I didn’t plan on making him leave his girlfriend and I certainly didn’t cheat with him so that he’d exit his relationship. Still, when we started getting feelings for each other and he told me that he wanted to leave her so he could be with me, I was stupidly flattered.
It felt good to win. I sound really childish, but there was something alluring about being the woman that a guy chose over his current girlfriend. That had never happened to me, but I didn’t realize that it was more of a curse than a blessing.
I got caught up in our new relationship and believed what he said about her. I was so thrilled to be starting a relationship with a guy I’d liked for a long time that I didn’t really think much about the fact that he was ending his other relationship. It’s strange how sometimes love really does blind you. When he told me he was taking her out to dinner to break up with her, I cringed at the thought of what that would be like but then I also tried not to think about it. He made it easy for me because he said that things had been bad in his relationship for a long time and she was probably keen to end things too.
She was devastated by the breakup. He totally underestimated the depth of his girlfriend’s feelings. She was totally heartbroken when he ended things! The experience of breaking up with her and witnessing her emotions screwed him up and he totally disappeared on me. He texted me to tell me he’d ended the relationship and then sort of went AWOL. He didn’t come over like I thought he would since we were free to do our own thing now. He didn’t even text me for the next day. What was going on?!
I called him up and demanded answers. I feared he was about to ghost me or get back with his ex or something so I called him on the phone. He said he was sorry for being distant but the breakup was harder than he thought it would be. Still, he reassured me that he wasn’t having second thoughts about us and he still wanted to be with me. He was just torn up because of how badly his ex took things.
It was a serious wakeup call. I felt so bad for his ex that it started to make getting the guy feel a lot more bittersweet. From feeling on top of the world, now I was landing back down to earth, and it was a rough landing. I tried to focus on the positives, like the fact that I could finally be with this guy. He was my boyfriend, no one else’s, and that did feel good. We really cared about each other and wanted to be together. We started dating officially and then… things got worse.
It just didn’t feel the way I expected. I thought I’d be totally blissed out on this new relationship, and why shouldn’t I have expected to feel that? The guy was awesome, great in bed, and I felt loads of chemistry for him. However, I just couldn’t shake the feeling of guilt and overall bad karma. Although I hadn’t cheated with him when he was in his previous relationship, we had feelings for each other for a long time. Isn’t that micro-cheating? Ugh. All the time we were having feelings for each other, he was lying to his GF about how much he wanted to be with her.

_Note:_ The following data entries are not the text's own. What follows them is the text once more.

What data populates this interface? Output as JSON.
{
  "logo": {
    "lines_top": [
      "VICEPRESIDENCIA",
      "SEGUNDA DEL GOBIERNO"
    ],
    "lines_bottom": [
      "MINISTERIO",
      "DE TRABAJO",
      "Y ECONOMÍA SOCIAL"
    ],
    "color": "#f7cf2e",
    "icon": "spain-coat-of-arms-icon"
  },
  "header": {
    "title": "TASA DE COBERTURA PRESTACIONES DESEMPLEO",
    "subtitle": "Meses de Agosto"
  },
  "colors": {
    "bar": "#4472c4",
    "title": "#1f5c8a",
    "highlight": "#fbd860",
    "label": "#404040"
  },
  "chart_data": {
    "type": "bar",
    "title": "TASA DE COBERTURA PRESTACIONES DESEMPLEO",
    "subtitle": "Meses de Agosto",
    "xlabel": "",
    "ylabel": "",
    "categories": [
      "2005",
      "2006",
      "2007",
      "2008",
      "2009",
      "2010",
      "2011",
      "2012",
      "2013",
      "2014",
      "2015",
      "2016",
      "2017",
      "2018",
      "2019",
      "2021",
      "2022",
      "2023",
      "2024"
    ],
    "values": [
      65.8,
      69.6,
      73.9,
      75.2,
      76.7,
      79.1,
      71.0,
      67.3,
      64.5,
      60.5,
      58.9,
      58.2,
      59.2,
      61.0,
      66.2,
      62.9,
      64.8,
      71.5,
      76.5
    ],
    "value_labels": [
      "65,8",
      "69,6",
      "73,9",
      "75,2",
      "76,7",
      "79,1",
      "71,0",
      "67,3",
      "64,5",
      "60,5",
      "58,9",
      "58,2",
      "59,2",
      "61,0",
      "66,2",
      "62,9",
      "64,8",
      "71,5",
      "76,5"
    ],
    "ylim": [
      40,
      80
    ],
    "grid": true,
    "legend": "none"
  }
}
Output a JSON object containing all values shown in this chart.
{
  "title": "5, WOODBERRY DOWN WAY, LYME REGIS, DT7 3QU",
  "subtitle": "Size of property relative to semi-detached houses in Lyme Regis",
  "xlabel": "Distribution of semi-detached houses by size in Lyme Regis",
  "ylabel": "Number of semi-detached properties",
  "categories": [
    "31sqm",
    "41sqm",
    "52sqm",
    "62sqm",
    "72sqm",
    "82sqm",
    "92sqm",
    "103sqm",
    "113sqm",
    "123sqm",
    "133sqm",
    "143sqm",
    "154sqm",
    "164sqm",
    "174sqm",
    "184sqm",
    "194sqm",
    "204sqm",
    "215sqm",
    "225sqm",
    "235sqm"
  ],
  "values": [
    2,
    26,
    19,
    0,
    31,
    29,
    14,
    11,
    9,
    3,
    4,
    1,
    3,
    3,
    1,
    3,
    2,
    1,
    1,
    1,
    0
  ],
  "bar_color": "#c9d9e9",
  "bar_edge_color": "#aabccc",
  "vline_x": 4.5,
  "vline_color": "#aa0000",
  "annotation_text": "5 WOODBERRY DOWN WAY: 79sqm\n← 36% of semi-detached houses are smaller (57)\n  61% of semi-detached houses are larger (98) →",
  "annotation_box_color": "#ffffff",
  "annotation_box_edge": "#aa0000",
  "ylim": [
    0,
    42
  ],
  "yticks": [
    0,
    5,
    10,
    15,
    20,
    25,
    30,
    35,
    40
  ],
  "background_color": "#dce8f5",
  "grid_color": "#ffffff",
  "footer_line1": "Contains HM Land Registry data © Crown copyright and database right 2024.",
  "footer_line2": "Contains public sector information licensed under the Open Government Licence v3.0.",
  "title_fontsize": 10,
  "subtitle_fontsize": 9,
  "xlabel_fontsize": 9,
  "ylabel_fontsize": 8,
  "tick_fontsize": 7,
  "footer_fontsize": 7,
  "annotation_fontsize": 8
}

I couldn’t shake the bad feeling. When we told people our “how we got together” story, it made me feel ashamed. I started telling them we met on a dating app instead. I always felt like in his ex’s eyes, I was the bad guy. In a way, I was the one to pull him away, even though I know you can’t actually steal someone away from another person. They make a choice to walk away, but still. As my mother always says, “You can’t build happiness on someone else’s misery.”
I feared it would happen to me. Again, he didn’t cheat on his ex but he did choose someone else over her. What if that happened to me? What if he did that to me when someone else came along? I felt like bad karma was surrounding me and it wouldn’t budge. But there was a bigger reason for the darkness I felt like I was carrying around with me.
His ex tried to take her life. One day, my BF and I were chilling at my house when he got a call that his ex was in the hospital. She tried to kill herself because she was so depressed and hurt about the breakup. Oh no. That was so devastating for me and it really put a black cloud over our relationship. I didn’t want to be in it anymore because I just hated the whole situation in which we found ourselves and he agreed that things were way too complicated for us to be together.